Some weeks later—in July 1971—I had to drive to Hastings, then to London. Crowborough lay on my route, so I asked Leftwich if it would be convenient to call on him. He said it would. So, on a very hot Monday morning, I set out for Crowborough. I wasn't sure what kind of a person I was going to meet: whether he would prove to be alarming, or impressive, or perhaps just a fraud. Somehow, I pictured him as a rather quiet, pipe-smoking man—although I knew he didn't smoke.
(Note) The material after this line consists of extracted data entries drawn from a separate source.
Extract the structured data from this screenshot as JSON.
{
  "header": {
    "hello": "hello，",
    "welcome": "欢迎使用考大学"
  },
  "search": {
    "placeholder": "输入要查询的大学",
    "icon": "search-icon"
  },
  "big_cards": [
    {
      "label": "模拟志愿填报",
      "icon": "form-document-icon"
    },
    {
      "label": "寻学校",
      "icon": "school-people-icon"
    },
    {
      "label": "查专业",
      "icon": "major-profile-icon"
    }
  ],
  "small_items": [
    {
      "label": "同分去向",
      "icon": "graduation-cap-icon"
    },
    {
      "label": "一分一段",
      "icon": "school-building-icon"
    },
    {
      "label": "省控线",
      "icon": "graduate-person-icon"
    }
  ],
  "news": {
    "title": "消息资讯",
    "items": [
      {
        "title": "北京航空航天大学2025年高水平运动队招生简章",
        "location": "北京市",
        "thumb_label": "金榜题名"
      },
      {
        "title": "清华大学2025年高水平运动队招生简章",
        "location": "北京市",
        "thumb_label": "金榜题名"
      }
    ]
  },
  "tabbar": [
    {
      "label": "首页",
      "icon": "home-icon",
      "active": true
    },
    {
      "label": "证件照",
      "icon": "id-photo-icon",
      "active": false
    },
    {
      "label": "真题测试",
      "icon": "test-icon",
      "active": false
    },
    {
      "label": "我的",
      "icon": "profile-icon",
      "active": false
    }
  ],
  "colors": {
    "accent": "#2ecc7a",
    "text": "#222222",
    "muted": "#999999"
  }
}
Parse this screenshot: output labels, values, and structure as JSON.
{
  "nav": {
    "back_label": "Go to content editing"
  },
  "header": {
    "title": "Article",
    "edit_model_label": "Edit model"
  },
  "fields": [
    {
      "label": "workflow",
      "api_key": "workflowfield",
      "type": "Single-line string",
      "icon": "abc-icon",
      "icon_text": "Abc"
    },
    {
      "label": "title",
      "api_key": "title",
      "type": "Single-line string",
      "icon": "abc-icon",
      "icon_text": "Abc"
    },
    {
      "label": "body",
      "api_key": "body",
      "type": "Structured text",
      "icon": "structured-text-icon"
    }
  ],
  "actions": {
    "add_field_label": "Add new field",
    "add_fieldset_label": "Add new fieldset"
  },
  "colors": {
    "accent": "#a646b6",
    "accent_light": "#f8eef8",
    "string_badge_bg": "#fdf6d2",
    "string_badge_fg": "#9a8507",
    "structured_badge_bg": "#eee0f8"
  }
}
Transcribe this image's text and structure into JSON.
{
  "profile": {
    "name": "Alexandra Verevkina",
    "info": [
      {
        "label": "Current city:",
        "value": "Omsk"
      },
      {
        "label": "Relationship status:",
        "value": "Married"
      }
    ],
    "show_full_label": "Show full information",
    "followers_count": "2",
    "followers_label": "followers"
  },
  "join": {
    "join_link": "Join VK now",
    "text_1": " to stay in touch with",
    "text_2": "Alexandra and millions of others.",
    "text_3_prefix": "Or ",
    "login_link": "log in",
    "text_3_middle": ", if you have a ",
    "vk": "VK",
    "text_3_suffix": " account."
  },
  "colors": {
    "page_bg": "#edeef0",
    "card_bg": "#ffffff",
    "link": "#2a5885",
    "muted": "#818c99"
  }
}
I expected the highest house in Sussex to stand alone on a remote hilltop outside the town; in fact, it faced into a tree-lined road. It was smaller than I'd expected, but very pretty, and obviously very old, built of grey stone. The lawns were large and smooth. It was only about three in the afternoon, but I knew he'd be home—I'd rung him the night before. He heard the car, which I parked beside his own, and came out to meet me. A very rapid, firm handshake, and 'Nice to see you. Come on in.' I realized that the photographs in Man, Myth and Magic had bestowed a false air of repose on him. He had a way of talking and moving rapidly, although without any suggestion of nervous tension. We went through the back garden and into the house. His sitting room had an air of polished neatness. My own house, while not chaotic, is never exactly tidy; the floor is usually covered with books, toys and children's records, and if you move the armchair you are likely to knock over a wine bottle that has been there since the night before. Robert Leftwich's beautifully tidy room made me feel a little uncomfortable.